The only reason, for example, that estimates for the rebound in growth from July
through September are so huge is that the drop that came over the two preceding
quarters was even bigger. In the space of less than six months, the pandemic
turned what had been a $21.7 trillion economy into a $19.5 trillion one.
With that as the starting point, here is some of the math:
An influential model at the Atlanta Fed estimates that in July, August and
September the U.S. economy grew at a 36.2% annualized pace. That's a record by a
long way.
It also comes after a record drop in the second quarter, of about 31.4%,
annualized. At a glance, it appears that the rebound was larger than the drop -
but it actually still leaves the economy in a massive hole compared with where
it was before.
All told, if the Atlanta Fed's third-quarter forecast holds true, the economy
will have regained about 70% of that nearly $2.2 trillion in output lost this
year as the coronavirus pandemic forced consumers to stay home and businesses to
shutter.
That leaves output still some $660 billion short of where it began 2020.
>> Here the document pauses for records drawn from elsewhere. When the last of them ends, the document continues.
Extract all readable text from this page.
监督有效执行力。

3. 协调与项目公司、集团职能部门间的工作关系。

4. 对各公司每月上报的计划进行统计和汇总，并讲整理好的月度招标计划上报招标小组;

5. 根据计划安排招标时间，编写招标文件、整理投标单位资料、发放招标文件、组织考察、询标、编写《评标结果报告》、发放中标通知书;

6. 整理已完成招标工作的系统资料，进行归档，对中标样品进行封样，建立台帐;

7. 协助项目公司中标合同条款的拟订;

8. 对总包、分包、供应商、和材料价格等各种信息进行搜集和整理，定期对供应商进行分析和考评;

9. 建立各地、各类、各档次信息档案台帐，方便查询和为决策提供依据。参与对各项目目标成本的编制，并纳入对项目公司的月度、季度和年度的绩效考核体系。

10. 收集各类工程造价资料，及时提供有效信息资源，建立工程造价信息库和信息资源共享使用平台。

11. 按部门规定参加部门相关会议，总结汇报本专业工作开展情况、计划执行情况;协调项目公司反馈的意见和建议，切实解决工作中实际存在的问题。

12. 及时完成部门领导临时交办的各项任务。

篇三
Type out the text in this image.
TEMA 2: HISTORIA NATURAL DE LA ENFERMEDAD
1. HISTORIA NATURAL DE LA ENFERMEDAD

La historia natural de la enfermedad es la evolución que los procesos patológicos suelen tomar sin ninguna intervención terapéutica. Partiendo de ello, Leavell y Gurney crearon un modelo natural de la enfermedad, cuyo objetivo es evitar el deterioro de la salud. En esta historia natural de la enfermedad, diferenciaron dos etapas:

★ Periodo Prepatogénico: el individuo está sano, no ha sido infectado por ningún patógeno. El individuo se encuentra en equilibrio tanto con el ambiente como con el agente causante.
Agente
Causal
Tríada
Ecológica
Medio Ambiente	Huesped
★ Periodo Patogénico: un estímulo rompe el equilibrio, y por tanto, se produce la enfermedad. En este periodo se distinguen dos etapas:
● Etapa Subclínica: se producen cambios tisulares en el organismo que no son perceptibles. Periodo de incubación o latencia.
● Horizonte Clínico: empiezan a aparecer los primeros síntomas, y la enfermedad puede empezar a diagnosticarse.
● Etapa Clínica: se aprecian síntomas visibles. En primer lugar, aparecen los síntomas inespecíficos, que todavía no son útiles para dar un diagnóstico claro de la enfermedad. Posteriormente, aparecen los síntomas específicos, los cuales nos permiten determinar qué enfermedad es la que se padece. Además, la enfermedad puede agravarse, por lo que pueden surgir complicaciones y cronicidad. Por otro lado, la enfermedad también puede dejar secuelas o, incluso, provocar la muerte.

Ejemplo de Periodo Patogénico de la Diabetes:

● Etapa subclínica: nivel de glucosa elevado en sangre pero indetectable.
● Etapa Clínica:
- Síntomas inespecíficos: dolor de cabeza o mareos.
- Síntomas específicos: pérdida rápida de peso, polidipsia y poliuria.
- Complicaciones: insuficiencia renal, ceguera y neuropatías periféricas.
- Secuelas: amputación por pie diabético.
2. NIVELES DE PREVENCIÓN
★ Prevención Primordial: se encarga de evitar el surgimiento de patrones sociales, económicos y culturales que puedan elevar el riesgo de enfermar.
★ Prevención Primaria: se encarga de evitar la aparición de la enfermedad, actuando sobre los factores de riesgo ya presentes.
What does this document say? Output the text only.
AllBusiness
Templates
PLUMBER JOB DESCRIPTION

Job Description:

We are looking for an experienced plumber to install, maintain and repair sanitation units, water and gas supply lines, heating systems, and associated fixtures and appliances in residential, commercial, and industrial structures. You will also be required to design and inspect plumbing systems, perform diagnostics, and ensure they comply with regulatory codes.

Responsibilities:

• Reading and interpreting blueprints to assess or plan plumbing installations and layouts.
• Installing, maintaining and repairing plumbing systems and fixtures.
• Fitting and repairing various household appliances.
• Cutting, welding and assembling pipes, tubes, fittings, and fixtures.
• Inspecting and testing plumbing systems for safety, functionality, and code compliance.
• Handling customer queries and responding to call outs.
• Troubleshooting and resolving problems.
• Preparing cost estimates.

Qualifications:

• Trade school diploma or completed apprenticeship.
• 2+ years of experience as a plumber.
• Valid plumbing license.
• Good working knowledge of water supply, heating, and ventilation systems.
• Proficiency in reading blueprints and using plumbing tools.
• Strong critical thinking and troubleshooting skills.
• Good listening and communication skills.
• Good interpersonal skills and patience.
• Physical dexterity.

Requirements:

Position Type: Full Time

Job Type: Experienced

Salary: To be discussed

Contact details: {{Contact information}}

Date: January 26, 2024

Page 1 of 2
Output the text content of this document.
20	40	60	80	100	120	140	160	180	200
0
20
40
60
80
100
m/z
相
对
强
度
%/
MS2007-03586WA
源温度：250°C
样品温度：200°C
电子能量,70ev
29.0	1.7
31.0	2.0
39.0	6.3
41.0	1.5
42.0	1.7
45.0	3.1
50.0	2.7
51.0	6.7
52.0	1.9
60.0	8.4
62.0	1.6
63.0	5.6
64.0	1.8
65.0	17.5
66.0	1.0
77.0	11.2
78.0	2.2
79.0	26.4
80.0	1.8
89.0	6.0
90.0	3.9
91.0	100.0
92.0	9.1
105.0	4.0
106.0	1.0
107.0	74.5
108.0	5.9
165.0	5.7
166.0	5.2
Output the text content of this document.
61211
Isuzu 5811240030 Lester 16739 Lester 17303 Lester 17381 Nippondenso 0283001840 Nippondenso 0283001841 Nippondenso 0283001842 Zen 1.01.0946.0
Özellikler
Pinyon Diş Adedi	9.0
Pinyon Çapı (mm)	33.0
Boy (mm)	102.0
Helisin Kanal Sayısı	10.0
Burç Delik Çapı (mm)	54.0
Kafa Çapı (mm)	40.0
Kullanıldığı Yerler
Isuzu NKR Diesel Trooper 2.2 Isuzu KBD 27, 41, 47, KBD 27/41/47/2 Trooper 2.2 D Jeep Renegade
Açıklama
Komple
For comparison, during the worst stretch of the Great Recession, the economy
shrank about $450 billion.
So in fact, the report will show the U.S. economy has never done better over any
three-month period of its modern history. But it will also illustrate how deeply
in the hole it is compared with before the crisis and the last time the U.S.
economy was in a severe downturn.
And now, with coronavirus cases continuing their surge, it will be one more
piece of data that voters will want to weigh as they decide whether Trump or
Biden is best placed to lever the rebound into a full recovery.